Protokoll der Sitzung vom 09.12.2004

Ich danke Ihnen.

(Beifall bei der SPD und den Grünen)

Das Wort erteile ich Herrn Abg. Schebesta.

Frau Präsidentin, sehr geehrte Damen und Herren! Ich will ebenso wie mein Vorredner nicht zu allen 250 Seiten des Landesjugendberichts etwas sagen, will aber einen anderen Akzent setzen als mein Vorredner.

Herr Bayer, für die Haushaltsberatungen bleibt in der Aussprache zur Einbringung des Haushalts und in der Diskussion zum Landesjugendplan in der nächsten Woche im Schulausschuss noch genügend Zeit. Ich glaube, die Jugendarbeit, die Jugendhilfearbeit leidet im Moment ohnehin darunter, dass sie, weil in allen öffentlichen Kassen der Haushaltsdruck da ist, sehr oft über das Geld reden und sich um das Geld kümmern muss. Man darf aber die eigentliche Arbeit und die Ausrichtung der Arbeit darüber nicht vergessen. Ich finde, heute ist auf der Grundlage des Jugendberichts der 13. Wahlperiode eigentlich die Gelegenheit gegeben, über die inhaltliche Ausrichtung zu sprechen.

Dazu gehört eben genau dieser Finanzdruck in der Jugendarbeit. Wir wissen aus vielen Gesprächen, dass auch diejenigen, die in der Jugendarbeit und Jugendhilfearbeit tätig sind, das so empfinden und dass sie sich in diesen schwierigen Zeiten über die fachliche Ausrichtung in der Kinderund Jugendhilfearbeit weniger Gedanken machen können, als sie wollen und als sie müssten, weil sie sich eben um das Geld, um das Hereinkommen der Finanzmittel kümmern müssen. Ich will all denen, die sich der Arbeit im Moment trotzdem mit großem Engagement stellen, herzlich dafür danken, dass sie dies in diesen Zeiten so tun, und zwar trotz des sozialpolitischen Umbaus und neben der Belastung durch die Finanzfragen so tun.

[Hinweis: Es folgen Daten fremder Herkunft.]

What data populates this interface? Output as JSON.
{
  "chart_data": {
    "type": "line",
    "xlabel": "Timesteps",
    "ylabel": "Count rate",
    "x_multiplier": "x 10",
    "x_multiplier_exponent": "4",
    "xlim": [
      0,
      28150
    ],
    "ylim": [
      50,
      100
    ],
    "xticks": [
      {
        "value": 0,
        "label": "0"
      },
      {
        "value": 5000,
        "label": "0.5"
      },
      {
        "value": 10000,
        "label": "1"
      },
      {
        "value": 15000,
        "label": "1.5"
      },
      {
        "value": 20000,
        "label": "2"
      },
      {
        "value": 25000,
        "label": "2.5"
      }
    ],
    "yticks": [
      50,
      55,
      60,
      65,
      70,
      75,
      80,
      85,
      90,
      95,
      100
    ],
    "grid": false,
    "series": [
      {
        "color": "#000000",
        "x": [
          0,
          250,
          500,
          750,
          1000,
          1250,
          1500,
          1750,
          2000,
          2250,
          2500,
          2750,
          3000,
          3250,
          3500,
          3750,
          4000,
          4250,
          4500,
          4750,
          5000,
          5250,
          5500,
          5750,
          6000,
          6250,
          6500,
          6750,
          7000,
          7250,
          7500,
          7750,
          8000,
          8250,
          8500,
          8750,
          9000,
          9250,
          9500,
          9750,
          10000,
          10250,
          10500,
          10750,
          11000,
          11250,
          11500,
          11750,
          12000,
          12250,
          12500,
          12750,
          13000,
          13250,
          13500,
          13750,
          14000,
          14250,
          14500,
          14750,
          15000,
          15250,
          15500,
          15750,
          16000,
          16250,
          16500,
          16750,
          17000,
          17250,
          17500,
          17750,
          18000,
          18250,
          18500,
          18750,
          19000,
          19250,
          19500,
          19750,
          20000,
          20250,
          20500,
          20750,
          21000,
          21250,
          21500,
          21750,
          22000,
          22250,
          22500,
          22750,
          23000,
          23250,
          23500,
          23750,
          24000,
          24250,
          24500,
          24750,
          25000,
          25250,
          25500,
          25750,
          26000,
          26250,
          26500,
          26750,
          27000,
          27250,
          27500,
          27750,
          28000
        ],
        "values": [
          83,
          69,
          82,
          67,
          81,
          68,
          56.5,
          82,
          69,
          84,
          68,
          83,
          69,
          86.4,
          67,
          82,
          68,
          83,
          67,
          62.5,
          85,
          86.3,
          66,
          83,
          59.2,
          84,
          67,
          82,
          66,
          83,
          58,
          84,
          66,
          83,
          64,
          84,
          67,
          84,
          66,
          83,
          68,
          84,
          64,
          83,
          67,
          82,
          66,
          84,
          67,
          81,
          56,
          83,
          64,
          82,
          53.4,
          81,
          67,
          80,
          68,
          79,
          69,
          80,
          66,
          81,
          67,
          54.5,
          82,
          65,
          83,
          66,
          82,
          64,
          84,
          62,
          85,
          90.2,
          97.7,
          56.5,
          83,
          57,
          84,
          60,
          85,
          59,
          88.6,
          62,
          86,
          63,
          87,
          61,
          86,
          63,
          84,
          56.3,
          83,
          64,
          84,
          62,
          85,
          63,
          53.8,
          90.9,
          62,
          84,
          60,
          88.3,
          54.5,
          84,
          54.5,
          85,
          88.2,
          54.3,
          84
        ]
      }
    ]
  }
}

Auch durch die Zusammenlegung von Arbeitslosenhilfe und Sozialhilfe ab 1. Januar 2005 wird sich in der Jugendhilfearbeit einiges ändern.

Wenn Sie schon den Haushalt angesprochen haben, will ich sagen: Sie wissen so gut wie wir, dass es in diesen Zeiten nicht um Aufstockungen geht, sondern um die Verteilung von Kürzungen. So, wie es in der Stellungnahme zu Ihrem Antrag ausgedrückt ist, sollten Sie auch erwähnen, dass an vielen Punkten auch Dinge in anderer Form weitergeführt werden, zum Beispiel mit dem Programm „AKKU – Wir laden Projekte“, das das Sozialministerium neu aufgelegt hat und in dem aus Mitteln des Europäischen Sozialfonds bis 2006 40 Millionen € in gute Zwecke, in konkrete Projekte vor Ort fließen werden, neu aufgelegt mit Mitteln des ESF.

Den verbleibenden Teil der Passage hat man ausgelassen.